BETTER WAYS TO EVALUATE COMMUNITY BENEFIT
A better picture of a hospital's contributions to the community it serves can be found in its Community Health Needs Assessment (CHNA). Hospitals must publish reports of these CHNAs and describe how they worked with community partners, how and what needs were identified, how priorities among needs were determined and what resources were available to address identified needs. Starting with the current cycle of CHNAs, hospitals must include in their reports an evaluation of the impact of any actions taken since the previous assessment.

A review of hospital CHNAs can provide a fuller picture of how hospitals benefit their communities than just a review of Schedule H numbers.
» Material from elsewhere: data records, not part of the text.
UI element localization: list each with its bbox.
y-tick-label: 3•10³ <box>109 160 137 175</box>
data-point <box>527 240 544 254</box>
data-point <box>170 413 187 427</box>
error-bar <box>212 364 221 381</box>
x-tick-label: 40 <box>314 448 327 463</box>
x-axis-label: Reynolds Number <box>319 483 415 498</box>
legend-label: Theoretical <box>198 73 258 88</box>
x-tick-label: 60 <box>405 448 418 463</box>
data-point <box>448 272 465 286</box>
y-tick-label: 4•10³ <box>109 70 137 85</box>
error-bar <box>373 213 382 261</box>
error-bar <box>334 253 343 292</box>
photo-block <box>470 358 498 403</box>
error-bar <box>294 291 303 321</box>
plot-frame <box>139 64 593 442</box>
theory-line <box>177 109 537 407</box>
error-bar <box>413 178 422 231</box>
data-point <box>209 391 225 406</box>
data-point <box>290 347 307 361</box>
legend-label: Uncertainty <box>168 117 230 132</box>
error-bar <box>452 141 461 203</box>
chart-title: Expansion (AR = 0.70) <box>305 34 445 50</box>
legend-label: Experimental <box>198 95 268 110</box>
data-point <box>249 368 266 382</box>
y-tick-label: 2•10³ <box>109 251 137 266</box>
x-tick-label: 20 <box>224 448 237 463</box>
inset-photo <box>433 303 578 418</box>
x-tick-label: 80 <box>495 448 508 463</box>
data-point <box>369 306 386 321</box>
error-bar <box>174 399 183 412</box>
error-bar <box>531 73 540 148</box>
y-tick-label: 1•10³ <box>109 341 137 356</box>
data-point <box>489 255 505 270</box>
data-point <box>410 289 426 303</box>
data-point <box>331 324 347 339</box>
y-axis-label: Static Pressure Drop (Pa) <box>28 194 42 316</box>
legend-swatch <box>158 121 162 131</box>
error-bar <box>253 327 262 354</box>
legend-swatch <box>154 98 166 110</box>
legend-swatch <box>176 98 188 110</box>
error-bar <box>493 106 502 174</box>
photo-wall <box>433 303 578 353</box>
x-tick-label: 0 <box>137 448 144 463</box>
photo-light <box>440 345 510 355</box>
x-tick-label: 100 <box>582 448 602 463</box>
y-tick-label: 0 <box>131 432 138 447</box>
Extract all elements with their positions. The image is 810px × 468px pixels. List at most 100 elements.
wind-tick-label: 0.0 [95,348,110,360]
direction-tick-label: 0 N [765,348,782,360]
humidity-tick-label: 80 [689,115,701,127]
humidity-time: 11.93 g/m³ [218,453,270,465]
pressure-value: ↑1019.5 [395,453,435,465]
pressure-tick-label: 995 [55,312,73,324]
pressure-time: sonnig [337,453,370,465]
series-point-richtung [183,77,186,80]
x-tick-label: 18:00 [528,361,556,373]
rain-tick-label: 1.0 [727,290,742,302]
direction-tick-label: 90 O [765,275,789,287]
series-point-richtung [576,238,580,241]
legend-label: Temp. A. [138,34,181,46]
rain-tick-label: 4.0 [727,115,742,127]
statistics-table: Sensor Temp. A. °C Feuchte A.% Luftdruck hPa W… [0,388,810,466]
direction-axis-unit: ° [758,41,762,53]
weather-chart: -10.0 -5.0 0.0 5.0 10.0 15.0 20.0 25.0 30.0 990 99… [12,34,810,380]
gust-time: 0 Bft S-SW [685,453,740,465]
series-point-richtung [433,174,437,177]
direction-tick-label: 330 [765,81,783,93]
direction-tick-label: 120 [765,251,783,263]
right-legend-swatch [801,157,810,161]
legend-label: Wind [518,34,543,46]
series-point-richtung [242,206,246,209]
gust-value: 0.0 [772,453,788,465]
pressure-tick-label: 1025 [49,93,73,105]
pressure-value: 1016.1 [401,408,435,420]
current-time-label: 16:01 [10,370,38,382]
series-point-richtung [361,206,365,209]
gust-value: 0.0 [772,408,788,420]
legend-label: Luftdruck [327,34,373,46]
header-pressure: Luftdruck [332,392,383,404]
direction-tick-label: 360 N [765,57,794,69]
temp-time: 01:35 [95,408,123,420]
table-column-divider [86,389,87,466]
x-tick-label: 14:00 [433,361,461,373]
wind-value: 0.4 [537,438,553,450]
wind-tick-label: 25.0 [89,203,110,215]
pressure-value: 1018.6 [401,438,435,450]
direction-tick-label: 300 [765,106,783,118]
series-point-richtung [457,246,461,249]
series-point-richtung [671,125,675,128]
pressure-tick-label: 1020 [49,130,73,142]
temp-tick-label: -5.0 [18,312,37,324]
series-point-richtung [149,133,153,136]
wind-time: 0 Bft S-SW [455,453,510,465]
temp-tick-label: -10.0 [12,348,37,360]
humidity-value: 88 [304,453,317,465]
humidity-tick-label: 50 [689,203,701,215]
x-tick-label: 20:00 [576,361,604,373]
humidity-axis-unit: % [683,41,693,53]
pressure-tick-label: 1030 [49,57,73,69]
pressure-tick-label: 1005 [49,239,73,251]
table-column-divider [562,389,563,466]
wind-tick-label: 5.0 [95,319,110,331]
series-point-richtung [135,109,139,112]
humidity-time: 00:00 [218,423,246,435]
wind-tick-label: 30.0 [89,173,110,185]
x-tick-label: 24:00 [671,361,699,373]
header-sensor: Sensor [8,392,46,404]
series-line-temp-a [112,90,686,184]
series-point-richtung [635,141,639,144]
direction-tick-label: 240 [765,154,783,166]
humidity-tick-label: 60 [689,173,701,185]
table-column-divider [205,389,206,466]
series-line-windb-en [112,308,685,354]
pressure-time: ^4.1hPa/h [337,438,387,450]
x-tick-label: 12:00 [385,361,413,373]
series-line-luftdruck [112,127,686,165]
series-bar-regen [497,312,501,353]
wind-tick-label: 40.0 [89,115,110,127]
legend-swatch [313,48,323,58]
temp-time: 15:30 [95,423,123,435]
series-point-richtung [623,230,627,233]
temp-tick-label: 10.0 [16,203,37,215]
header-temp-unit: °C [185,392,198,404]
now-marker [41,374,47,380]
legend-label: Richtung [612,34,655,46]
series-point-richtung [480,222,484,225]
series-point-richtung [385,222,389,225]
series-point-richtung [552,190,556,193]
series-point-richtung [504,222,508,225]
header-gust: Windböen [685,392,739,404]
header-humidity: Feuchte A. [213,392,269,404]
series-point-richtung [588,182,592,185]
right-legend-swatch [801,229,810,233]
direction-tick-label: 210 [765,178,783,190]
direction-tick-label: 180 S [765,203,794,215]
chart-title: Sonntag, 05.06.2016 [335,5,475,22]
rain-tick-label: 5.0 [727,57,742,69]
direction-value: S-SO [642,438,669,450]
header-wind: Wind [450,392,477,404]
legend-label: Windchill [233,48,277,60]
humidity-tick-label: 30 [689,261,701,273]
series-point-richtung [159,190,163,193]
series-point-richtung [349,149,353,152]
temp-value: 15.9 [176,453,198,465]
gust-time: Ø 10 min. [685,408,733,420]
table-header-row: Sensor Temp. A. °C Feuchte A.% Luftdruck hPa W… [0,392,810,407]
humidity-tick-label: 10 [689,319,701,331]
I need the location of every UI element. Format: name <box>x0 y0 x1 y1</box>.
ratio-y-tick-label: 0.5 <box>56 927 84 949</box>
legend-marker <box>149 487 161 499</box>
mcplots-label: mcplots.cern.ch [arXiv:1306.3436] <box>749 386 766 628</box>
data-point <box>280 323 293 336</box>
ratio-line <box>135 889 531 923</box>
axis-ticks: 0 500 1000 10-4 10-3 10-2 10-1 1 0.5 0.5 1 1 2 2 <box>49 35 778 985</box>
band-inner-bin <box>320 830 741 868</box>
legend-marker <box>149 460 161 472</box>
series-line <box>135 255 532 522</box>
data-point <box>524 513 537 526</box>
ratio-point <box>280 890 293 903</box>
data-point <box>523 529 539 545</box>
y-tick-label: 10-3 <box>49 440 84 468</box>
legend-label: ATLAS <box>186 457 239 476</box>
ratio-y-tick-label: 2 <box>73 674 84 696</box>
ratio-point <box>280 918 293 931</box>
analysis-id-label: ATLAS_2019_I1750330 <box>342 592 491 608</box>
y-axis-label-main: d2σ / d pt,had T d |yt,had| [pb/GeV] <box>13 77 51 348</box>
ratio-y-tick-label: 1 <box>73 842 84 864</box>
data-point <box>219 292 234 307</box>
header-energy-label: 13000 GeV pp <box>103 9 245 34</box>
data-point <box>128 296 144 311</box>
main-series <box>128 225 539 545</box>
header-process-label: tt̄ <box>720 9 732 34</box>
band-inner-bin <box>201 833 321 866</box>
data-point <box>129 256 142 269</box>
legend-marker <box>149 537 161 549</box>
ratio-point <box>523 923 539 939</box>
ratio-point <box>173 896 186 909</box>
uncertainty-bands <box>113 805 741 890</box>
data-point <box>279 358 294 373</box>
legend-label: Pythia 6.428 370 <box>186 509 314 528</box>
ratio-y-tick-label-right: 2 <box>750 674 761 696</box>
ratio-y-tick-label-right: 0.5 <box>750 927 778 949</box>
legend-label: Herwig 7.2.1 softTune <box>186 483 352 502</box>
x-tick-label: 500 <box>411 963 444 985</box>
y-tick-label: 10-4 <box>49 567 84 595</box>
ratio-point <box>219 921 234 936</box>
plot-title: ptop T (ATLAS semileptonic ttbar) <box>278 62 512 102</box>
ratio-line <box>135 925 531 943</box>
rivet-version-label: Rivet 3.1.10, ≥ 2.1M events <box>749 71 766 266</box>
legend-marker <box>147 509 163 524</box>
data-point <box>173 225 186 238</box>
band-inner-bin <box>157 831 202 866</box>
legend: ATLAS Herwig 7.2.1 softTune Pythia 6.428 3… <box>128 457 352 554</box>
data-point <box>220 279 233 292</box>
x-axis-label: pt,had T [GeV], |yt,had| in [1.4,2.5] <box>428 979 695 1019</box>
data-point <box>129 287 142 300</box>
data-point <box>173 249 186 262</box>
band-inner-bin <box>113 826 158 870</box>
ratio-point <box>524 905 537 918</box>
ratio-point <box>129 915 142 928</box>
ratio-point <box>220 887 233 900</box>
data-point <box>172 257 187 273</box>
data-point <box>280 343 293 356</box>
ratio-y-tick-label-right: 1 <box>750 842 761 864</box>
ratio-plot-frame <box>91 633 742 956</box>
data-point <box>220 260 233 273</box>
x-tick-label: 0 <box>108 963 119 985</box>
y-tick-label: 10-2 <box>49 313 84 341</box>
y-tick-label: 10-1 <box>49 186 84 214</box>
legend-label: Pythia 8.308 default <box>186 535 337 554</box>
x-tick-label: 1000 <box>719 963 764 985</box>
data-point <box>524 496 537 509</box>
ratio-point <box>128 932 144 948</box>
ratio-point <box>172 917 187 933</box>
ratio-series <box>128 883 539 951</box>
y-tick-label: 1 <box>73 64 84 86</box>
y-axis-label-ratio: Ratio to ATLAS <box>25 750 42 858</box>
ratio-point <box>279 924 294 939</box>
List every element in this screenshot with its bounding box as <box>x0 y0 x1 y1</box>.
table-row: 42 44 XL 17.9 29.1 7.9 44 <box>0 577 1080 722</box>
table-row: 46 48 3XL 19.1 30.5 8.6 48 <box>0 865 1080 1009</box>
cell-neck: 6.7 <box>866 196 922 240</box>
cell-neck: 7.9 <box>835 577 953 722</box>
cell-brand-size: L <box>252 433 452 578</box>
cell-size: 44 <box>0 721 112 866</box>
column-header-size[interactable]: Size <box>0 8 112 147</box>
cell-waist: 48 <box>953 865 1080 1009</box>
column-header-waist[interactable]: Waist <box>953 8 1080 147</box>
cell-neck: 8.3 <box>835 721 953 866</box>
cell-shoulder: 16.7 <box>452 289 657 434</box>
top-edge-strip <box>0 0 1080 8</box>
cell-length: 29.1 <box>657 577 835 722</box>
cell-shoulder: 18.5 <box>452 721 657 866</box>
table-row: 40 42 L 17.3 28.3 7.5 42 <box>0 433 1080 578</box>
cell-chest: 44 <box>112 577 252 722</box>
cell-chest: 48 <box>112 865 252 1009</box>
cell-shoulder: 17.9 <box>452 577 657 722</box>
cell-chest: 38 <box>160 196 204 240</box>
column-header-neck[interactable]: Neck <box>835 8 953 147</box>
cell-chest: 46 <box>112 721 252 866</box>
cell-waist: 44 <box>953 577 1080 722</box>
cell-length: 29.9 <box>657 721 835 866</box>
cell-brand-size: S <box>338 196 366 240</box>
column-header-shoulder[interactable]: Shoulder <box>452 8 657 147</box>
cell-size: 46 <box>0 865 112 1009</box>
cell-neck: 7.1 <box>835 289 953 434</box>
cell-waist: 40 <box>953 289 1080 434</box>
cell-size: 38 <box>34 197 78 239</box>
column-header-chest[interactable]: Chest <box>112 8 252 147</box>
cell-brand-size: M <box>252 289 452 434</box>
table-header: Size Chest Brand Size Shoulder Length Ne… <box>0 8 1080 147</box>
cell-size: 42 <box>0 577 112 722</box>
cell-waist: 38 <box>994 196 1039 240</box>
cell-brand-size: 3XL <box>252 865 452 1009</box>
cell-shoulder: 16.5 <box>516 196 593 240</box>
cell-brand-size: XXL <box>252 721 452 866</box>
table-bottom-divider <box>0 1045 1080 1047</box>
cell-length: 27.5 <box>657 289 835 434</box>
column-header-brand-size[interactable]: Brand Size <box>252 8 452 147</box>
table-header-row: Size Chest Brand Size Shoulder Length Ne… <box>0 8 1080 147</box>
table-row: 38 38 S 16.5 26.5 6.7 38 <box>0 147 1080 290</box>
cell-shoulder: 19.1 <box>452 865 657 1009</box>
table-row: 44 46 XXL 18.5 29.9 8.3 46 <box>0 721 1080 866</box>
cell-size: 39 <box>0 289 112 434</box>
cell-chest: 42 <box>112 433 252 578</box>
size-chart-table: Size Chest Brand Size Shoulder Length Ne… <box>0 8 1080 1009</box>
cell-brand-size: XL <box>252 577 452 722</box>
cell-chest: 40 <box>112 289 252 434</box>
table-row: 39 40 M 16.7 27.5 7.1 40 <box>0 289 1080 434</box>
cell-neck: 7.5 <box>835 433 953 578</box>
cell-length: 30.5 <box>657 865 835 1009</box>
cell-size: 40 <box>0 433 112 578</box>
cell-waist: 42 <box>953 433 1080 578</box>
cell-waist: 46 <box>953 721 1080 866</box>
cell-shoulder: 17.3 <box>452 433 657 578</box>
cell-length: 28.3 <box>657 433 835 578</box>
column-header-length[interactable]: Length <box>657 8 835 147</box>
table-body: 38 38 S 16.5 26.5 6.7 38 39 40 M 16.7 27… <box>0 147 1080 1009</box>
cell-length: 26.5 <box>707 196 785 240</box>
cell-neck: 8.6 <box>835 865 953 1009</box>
They can provide the context of communities' needs and show how community partners work with their hospitals to set priorities and develop strategies to address significant needs.

Taken together, the numbers in Schedule H and a close look at CHNAs can provide a fuller picture of how nonprofit hospitals are working to improve health in their communities.

JULIE TROCCHIO, BSN, MS, is senior director, community benefit and continuing care, the Catholic Health Association, Washington, D.C.

NOTES

  1. Alex Kacik, "In Depth: Flaws in Hospital Community Benefit Reporting Create Knowledge Vacuum," Modern Healthcare, Dec. 1, 2018, www.modernhealthcare.com/article/20181201/NEWS/181119965; Tara Bannow, "In Depth: Questions Loom Over Sutter Health's Community Benefit Spending," Modern Healthcare, Dec. 1, 2018, www.modernhealthcare.com/article/20181201/NEWS/312019953; Alex Kacik, "In Depth: 1968 Chicago Riots Left Lasting Healthcare Impact on West Side," Modern Healthcare, Dec. 1, 2018, www.modernhealthcare.com/article/20181201/NEWS/312019954; "In Depth: A Flaw in Form 990 Schedule H Can Render A Key Metric Useless," Modern Healthcare, Dec. 1, 2018, www.modernhealthcare.com/article/20181201/NEWS/312019952.
  2. Alex Kacik, "In Depth: The Problem with IRS Form 990 Schedule H," Modern Healthcare, Dec. 1, 2018, www.modernhealthcare.com/article/20181201/NEWS/312019951.